Norway is actively supporting efforts to establish MPAs under CCAMLR, and is seeking to ensure that the form and substance of proposals for specific measures are such that all parties can agree on them.

The EU

The EU’s Natura 2000 programme is often referred to as the largest coordinated network of protected areas in the world. It includes protected areas established under the Habitat Directive (Directive 92/43/EEC) and the Birds Directive (Directive 2009/147/EC). Coastal and marine areas have been given high priority in this work, which is intended to protect and conserve biodiversity.

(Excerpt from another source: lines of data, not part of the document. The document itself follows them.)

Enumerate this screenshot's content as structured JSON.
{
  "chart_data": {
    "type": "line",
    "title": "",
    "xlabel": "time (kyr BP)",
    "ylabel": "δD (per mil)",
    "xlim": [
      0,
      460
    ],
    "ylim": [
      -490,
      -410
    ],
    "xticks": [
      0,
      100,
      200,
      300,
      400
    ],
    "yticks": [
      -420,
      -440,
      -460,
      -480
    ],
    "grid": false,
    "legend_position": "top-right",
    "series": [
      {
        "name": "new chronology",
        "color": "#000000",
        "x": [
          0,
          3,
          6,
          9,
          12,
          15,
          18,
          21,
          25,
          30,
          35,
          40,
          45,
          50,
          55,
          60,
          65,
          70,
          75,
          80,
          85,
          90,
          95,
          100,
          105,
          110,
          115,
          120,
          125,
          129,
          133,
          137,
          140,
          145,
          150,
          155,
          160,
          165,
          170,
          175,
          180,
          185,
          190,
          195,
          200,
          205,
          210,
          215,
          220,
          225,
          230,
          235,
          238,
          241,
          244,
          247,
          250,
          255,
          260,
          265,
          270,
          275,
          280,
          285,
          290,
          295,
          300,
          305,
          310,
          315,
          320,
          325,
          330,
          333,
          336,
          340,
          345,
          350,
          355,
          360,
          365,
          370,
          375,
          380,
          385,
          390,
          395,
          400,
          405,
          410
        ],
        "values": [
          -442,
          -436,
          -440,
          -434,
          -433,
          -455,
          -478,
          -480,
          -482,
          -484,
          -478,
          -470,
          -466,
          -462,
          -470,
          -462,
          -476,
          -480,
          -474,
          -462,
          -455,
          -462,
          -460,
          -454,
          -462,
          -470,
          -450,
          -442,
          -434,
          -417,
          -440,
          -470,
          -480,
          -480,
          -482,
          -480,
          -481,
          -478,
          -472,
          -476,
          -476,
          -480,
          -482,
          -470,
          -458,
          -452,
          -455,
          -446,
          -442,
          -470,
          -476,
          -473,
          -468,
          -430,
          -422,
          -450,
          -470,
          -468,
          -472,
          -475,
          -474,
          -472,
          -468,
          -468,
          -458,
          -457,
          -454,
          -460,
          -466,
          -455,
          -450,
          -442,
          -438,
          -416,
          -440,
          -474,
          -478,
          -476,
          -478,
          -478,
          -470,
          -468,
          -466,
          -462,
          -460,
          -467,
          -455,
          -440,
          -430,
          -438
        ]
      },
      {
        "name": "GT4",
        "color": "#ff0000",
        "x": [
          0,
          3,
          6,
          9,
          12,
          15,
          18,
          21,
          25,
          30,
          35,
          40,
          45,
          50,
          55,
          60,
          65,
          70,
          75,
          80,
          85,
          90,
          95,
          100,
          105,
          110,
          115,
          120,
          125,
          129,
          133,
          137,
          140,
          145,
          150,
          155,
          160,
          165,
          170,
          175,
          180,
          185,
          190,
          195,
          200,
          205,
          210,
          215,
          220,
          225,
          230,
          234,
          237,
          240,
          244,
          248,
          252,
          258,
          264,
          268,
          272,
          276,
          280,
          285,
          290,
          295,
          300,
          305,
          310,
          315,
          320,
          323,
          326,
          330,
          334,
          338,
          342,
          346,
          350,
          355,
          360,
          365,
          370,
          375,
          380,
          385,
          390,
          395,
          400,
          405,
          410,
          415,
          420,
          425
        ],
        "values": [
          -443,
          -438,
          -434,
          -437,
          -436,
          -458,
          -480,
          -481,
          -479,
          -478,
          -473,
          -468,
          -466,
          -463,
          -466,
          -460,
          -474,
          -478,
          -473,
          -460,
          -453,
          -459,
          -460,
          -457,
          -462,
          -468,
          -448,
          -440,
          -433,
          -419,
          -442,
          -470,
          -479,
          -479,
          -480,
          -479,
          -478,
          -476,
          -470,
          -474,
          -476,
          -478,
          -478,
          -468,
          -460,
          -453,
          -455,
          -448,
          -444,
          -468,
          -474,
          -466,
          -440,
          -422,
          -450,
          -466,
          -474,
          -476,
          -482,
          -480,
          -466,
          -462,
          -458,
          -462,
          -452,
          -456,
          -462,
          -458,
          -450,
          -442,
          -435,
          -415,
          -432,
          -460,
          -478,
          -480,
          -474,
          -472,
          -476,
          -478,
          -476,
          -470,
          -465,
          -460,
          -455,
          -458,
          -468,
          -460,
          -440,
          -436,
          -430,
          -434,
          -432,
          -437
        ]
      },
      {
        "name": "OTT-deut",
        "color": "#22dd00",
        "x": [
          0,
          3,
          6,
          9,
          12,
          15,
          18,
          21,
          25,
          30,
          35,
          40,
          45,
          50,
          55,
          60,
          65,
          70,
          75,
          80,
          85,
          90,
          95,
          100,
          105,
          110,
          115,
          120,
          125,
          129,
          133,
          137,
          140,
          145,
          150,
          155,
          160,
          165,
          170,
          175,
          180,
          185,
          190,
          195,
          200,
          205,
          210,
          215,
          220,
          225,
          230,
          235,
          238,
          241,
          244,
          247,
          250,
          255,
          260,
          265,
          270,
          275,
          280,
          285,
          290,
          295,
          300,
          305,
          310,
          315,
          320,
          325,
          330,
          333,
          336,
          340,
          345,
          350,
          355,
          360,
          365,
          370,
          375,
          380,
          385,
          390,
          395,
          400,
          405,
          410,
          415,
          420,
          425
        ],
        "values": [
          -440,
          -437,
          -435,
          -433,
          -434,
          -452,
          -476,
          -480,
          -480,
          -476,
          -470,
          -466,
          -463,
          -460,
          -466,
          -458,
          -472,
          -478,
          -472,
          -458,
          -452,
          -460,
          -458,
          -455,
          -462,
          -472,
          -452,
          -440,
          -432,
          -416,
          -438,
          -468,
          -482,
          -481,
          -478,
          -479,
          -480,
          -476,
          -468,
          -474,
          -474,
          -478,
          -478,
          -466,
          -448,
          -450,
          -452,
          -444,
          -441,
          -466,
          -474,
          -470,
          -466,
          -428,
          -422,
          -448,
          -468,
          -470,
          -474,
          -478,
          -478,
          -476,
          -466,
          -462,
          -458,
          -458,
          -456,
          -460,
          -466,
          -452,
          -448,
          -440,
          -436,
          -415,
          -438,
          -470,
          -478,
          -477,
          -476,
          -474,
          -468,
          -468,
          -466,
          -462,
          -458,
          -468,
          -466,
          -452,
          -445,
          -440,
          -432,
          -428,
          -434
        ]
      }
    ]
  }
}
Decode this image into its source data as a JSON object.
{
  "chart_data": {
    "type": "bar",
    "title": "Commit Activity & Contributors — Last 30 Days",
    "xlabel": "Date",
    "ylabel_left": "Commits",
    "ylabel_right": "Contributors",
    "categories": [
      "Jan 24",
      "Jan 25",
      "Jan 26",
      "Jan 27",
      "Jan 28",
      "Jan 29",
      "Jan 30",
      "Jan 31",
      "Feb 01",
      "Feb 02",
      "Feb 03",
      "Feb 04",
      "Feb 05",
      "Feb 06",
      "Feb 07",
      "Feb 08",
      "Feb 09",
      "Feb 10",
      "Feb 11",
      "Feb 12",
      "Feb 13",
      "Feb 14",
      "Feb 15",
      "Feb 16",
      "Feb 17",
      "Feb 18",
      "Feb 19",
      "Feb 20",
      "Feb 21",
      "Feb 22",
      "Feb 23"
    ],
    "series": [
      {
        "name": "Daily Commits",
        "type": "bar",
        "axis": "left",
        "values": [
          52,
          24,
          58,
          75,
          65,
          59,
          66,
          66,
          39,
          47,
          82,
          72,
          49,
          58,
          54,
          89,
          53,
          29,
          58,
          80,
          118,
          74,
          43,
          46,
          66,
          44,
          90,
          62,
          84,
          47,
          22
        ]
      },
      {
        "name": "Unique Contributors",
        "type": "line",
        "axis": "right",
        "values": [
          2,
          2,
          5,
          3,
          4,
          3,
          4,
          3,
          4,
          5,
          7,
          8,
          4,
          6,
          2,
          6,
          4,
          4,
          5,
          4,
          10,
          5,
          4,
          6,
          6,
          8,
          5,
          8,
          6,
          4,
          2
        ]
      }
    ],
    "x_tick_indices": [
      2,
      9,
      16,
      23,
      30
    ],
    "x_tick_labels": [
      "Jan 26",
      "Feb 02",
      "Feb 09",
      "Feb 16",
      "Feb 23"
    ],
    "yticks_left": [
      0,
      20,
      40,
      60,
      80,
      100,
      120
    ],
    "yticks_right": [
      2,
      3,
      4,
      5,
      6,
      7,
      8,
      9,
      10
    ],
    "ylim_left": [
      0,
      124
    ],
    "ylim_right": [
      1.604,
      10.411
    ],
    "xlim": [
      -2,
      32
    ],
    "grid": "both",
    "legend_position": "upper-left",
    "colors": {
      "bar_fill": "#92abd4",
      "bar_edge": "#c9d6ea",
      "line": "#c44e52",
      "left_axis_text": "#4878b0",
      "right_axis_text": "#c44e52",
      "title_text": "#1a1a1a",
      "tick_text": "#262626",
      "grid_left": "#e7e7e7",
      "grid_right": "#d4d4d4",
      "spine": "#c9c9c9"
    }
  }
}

MPAs are one of the types of measures that member states use to achieve ‘good environmental status’ in the marine environment under the Marine Strategy Framework Directive.

In the EU system, areas of ecological and biological importance are identified before regulatory measures are adopted, and MPAs can be established once this has been done. In this respect, MPAs established by the EU are similar to the particularly valuable and vulnerable areas in the Norwegian management plan system. After this, economic activities in the MPAs can be regulated under relevant legislation, for example by introducing measures under the EU Common Fisheries Policy. In Norway, these two processes are carried out at the same time.

The directives mentioned above have not been incorporated into the EEA Agreement, and have therefore not been implemented in Norwegian legislation. Nevertheless, Norway is cooperating closely with the EU in this area on the basis of similar instruments and tools in the Norwegian management system.

Towards the end of 2016, the EU reported that it had already achieved Achi target 11. In May 2020, the EU published its biodiversity strategy for 2030. This includes a target of protecting 30 % of the EU’s seas by 2030.



This is known as ‘marbakke’ in Norwegian, and marks the limit of private ownership rights according to customary law.